NLRB General Counsel Supports Frontpay as a Remedy in Some Unfair Labor Practice Cases
June 13, 2000 by Beeson Tayer & Bodine
Although frontpay is a remedy available under many employment statutes, until now, it has not been NLRB practice to seek frontpay for violations of the National Labor Relations Act. In February, however, NLRB General Counsel Leonard Page issued a memorandum supporting frontpay as an appropriate remedy in some unfair labor practice situations.
The standard Board remedy for discriminatory discharges is reinstatement and backpay. While backpay compensates an employee for money lost to the date of reinstatement or a decision not to seek reinstatement, frontpay compensates an employee for money for lost future earnings.
Frontpay is essentially an alternative remedy to reinstatement and has been used to enforce other laws when reinstatement is not appropriate or feasible.
Frontpay is often less desirable than reinstatement. First, it is difficult to calculate because it requires making predictions about the future. Second, reinstatement better promotes the purposes of the NLRA. It restores the employee to the position s/he would have had but for the wrongful act and can also act as a walking Notice to employees of their rights under the NLRA.
However, in some cases reinstatement is not possible or would be highly undesirable. In these cases, frontpay assures the victim is not left without a remedy.
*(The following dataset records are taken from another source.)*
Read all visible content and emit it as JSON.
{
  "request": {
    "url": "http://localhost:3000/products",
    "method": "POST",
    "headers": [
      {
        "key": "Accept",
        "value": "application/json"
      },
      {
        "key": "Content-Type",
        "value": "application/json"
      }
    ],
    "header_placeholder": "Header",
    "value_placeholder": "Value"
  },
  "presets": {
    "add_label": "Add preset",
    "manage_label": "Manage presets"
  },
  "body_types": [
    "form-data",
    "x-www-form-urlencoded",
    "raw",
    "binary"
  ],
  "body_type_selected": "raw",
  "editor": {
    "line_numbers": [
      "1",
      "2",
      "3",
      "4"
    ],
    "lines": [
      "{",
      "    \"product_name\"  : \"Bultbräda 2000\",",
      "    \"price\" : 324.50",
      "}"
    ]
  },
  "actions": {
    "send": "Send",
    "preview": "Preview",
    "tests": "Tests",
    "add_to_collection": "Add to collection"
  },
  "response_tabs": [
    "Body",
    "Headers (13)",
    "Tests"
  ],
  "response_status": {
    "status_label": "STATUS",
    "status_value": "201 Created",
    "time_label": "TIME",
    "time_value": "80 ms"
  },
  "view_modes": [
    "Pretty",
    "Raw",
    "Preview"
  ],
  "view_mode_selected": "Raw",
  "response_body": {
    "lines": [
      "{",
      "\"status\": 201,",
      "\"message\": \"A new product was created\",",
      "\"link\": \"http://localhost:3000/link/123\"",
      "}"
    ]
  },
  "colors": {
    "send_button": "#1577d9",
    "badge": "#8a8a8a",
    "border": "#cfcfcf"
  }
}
The General Counsel’s Memorandum lists instances in which frontpay is preferable to reinstatement:
(1) where the employer has impaired the worker’s ability to work, for example, by directly causing the discriminatee to suffer a mental or physical impairment, or indirectly, if the discriminatee suffers injury in the course of interim employment;
(2) where the employer and employees at the worksite are hostile to the discriminatee, and the Union is no longer seeking representation rights;
(3) where the discriminatee is close to retirement; and
(4) as a substitute for a preferential hiring list.